Immer weniger Einwohner, stets mehr leer stehende Wohnungen – und trotzdem wird wegen deren Umnutzung zu Ferienapartments der Wohnraum knapp: Kroatien will seine bizarre Wohnungsnot mit einer neuen Steuer bekämpfen.

Korrespondenten: Thomas Roser (tro)

Freude über die neuen „Apartman“-Schilder auf der bröckelnden Fassade ihres Hauses in Kroatiens Hauptstadt Zagreb kommt bei den entnervten Anwohnern keine auf. Gleich drei Wohnungen verstorbener oder verzogener Nachbarn wurden in dem Altbau zu Ferienapartments umgewandelt.

 

Anwohnern macht die ausufernde Zahl von Ferienwohnungen zu schaffen

„Die Leute kommen mitten in der Nacht und kriegen oft die Türe nicht auf.
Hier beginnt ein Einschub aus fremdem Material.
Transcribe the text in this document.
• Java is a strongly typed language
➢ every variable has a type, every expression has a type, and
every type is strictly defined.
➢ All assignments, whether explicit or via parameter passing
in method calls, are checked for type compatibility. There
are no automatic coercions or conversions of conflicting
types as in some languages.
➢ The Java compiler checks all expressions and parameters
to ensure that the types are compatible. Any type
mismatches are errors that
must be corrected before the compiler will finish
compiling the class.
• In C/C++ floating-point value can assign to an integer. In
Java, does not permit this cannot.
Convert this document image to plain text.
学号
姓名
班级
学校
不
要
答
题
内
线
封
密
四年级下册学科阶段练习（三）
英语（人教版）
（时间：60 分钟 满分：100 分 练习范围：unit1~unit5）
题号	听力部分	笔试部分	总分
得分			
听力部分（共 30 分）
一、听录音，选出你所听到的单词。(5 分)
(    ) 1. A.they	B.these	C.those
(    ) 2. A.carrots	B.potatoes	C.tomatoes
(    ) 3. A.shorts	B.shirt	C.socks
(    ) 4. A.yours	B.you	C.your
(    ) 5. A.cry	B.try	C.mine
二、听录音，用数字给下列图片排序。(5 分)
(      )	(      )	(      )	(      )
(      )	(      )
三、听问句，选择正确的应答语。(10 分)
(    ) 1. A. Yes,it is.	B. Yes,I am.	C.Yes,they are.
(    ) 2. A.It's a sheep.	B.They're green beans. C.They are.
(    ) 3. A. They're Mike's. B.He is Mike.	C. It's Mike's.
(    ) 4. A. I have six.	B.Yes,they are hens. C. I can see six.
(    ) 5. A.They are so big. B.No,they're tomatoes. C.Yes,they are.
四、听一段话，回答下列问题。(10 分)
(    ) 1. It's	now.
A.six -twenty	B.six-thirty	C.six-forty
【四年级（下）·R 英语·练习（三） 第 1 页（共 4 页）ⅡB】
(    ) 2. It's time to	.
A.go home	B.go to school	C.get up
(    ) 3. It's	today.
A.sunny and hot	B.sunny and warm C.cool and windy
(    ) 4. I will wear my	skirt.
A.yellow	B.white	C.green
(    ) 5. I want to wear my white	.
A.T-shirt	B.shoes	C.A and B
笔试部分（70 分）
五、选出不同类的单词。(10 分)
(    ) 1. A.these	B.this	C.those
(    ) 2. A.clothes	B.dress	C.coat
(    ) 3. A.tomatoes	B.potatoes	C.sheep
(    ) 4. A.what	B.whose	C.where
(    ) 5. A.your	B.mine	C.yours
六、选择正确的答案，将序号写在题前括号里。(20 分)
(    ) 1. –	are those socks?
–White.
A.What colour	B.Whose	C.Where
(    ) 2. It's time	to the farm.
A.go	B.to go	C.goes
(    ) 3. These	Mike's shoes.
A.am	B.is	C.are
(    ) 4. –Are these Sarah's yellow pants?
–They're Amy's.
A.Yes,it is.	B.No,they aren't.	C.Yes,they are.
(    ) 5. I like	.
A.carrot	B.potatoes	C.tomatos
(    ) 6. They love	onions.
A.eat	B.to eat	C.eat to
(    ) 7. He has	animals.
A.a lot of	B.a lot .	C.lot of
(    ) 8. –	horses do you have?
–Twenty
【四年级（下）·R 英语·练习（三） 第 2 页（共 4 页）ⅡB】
Sie klingeln, lärmen oder erbrechen sich gar im Treppenhaus“, erregt sich der Zagreber Vladimir Stimac gegenüber dem TV-Sender „Aljazeera Balkans“ über seine neuen Kurzzeitnachbarn: „Wir machen hier alles Erdenkliche mit.“ Doch nicht nur Anwohnern, sondern auch Wohnungssuchendem macht die ausufernde Zahl von Ferienwohnungen vor allem an der Küste, aber auch in der Hauptstadt zunehmend zu schaffen. Obwohl die Einwohnerzahl im nur noch 3,8 Millionen Seelen zählenden Adriastaat seit Jahrzehnten schrumpft und mittlerweile bereits jede vierte Wohnung nicht mehr bewohnt wird, kämpft Kroatien mit einem bizarren Wohnproblem. Die künstliche Verknappung des Angebots an bezahlbaren Wohnungen durch deren Umnutzung zu Ferienwohnungen haben Mieten und Immobilienpreise in für junge Kroaten kaum mehr bezahlbare Höhen getrieben. Die sogenannte „Apartmentisierung“ von Wohnhäusern sei „gesetzeswidrig“, erregt sich die Bürgerinitiative „Mieter gemeinsam“ in einer Petition – und fordert ein staatliches Eingreifen: „Nein zum Massentourismus! Es ist genug.“

Seit Jahren will Zagreb gesetzliche Maßnahmen ergreifen

Schon seit Jahren gelobt Zagreb gesetzliche Maßnahmen zur Eindämmung des Wildwuchs bei den Ferienwohnungen – und zur Förderung bezahlbaren Wohnraums. Doch die Regierungen wechseln, das Problem bleibt.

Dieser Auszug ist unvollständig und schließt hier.